デフォルトチャネルブロックの例を次に示します。
defaults notices 1 2 4 7 copywarnpost copysendpost postheadonly noswitchchannel immnonurgent maxjobs 7 defaulthost red.siroe.com red.siroe.com |
チャネルブロックの構造の先頭はチャネル名です。前述の例において、これは、これらの設定を持たないチャネルに適用されるデフォルトチャネルブロックです。2 番目の部分はチャネルキーワードのリストです。
notices キーワードは、メッセージ配信通知 (MDN) が送信者に返送されるまでに経過可能な時間を指定します。このキーワードは notices キーワードで始まり、それに続けて、再試行期間を設定する一連の数値を指定します。デフォルトでは、MTA は配信を再試行し、送信者に通知を返送します。これらの通知は「ポストマスター」からエンドユーザーの受信箱に送られます。
この例では、MTA は 1 日、2 日、および 4 日を経過するタイミングで配信を再試行します。7 日経過すると、MTA はメッセージを送信者に戻し、そのメッセージを配信失敗とみなします。
多くの場合、MTA のデフォルト設定で適切なパフォーマンスが得られます。場合によっては、メッセージキュー用のディスク領域不足などのリソース枯渇の可能性を回避するため、MTA を調整する必要があります。これは製品の制限ではなく、ハードウェアおよびネットワークリソースを含めた Messaging Server システム全体の制限です。
ディスクサイズに関して起こりうるこれらの問題を考慮すると、ユーザー数の多い配備では、あまり短い間隔でメッセージ配信を試みるのは好ましくない場合があります。そのような状況に該当する場合は、次に示すドキュメントを参考にしてください。
詳細については、次のマニュアルを参照してください。
『Sun Java System Messaging Server 6 2005Q4 管理ガイド』の「通知メッセージの配信間隔を設定するには」
『Sun Java System Messaging Server 6 2005Q4 管理ガイド』の第 12 章「チャネル定義を設定する」
ネットワークスループットは、一定時間内にクライアントアプリケーションとサーバー間のネットワークで転送可能なデータ量のことです。ネットワークに接続されたサーバーがクライアントからの要求に応答できない場合、通常クライアントは要求の再送信を何度も行います。再送信のたびに、システムにはオーバーヘッドと余分なネットワークトラフィックが生じます。

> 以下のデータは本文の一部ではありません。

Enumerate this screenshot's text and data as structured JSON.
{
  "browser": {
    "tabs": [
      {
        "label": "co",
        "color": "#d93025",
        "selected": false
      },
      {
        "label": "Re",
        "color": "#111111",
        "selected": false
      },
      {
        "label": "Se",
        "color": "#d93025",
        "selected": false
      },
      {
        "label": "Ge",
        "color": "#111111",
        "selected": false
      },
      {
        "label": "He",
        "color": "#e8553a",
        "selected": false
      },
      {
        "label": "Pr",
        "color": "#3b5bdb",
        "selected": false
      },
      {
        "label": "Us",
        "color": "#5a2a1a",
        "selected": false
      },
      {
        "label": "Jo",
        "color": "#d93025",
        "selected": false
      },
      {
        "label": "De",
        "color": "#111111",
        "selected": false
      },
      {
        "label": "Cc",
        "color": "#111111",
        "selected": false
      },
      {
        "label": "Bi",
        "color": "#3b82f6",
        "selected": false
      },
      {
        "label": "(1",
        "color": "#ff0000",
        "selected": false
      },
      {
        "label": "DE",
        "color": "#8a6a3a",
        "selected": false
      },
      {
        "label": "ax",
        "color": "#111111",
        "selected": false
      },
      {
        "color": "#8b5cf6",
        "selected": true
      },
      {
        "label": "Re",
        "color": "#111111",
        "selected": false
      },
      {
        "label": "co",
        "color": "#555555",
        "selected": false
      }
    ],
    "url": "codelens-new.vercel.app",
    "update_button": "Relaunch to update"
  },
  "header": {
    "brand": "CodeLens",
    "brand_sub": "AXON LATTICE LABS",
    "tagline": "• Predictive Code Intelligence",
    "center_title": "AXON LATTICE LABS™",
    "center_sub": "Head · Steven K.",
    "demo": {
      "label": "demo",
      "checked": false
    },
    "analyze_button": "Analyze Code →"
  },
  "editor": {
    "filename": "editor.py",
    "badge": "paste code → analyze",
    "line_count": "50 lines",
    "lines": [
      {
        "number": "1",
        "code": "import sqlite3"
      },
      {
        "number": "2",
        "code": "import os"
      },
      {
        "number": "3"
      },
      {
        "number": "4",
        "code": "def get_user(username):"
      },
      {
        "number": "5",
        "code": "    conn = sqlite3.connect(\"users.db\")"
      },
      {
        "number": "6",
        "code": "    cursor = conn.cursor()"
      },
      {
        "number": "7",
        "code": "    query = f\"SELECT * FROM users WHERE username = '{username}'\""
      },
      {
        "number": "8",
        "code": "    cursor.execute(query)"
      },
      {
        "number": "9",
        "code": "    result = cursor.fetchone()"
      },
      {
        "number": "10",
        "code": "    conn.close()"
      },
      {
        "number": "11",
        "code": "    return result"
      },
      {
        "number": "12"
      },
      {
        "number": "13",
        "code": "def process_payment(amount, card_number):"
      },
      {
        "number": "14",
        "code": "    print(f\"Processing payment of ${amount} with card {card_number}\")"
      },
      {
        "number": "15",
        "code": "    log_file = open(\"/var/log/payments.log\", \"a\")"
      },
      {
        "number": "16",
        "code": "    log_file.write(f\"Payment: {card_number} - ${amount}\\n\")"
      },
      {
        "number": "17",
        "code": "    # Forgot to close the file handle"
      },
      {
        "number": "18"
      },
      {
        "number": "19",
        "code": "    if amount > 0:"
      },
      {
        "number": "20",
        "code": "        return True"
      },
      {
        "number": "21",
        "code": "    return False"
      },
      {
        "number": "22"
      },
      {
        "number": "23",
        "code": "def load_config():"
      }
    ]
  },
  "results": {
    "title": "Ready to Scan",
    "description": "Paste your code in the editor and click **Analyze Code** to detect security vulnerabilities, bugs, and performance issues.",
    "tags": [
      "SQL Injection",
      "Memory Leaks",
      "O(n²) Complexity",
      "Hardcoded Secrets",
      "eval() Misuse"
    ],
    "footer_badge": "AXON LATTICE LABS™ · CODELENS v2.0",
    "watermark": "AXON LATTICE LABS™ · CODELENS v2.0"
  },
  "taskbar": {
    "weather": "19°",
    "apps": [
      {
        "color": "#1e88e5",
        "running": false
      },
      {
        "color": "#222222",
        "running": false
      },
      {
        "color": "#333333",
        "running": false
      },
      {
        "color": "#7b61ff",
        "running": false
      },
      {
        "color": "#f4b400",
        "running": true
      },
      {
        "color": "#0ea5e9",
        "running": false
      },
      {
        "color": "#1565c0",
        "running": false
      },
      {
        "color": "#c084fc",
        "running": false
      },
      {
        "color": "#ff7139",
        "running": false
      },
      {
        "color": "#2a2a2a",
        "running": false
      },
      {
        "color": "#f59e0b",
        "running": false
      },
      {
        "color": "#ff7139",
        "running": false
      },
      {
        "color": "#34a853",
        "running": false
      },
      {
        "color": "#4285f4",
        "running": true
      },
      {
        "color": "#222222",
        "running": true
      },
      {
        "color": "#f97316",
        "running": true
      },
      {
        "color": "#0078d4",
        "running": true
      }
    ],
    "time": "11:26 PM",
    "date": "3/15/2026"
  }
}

データの完全性とシステムのパフォーマンスを向上させて、ネットワークの混雑を解消することで、再送信の数を減らすことができます。
ボトルネックを解消するには、ネットワークインフラストラクチャーが負荷を処理する能力を確保します。
ネットワークを分割します。たとえば、クライアントアクセスに 100Mbps のイーサネットを、バックボーンに 1G バイトイーサネットを使用します。
将来の拡張に備えて十分な容量を確保するには、ネットワークを構築するときに理論最大値を使用してはなりません。
トラフィックのフローを異なるネットワークパーティションに分割して衝突を減らし、帯域幅の使用を最適化します。
メッセージストア、MTA、および複合サービス (MMP および Messenger Express マルチプレクサ) だけを実行しているシステムに対して、十分な CPU を用意します。さらに、使用を計画している RAID システムにも十分な CPU を用意します。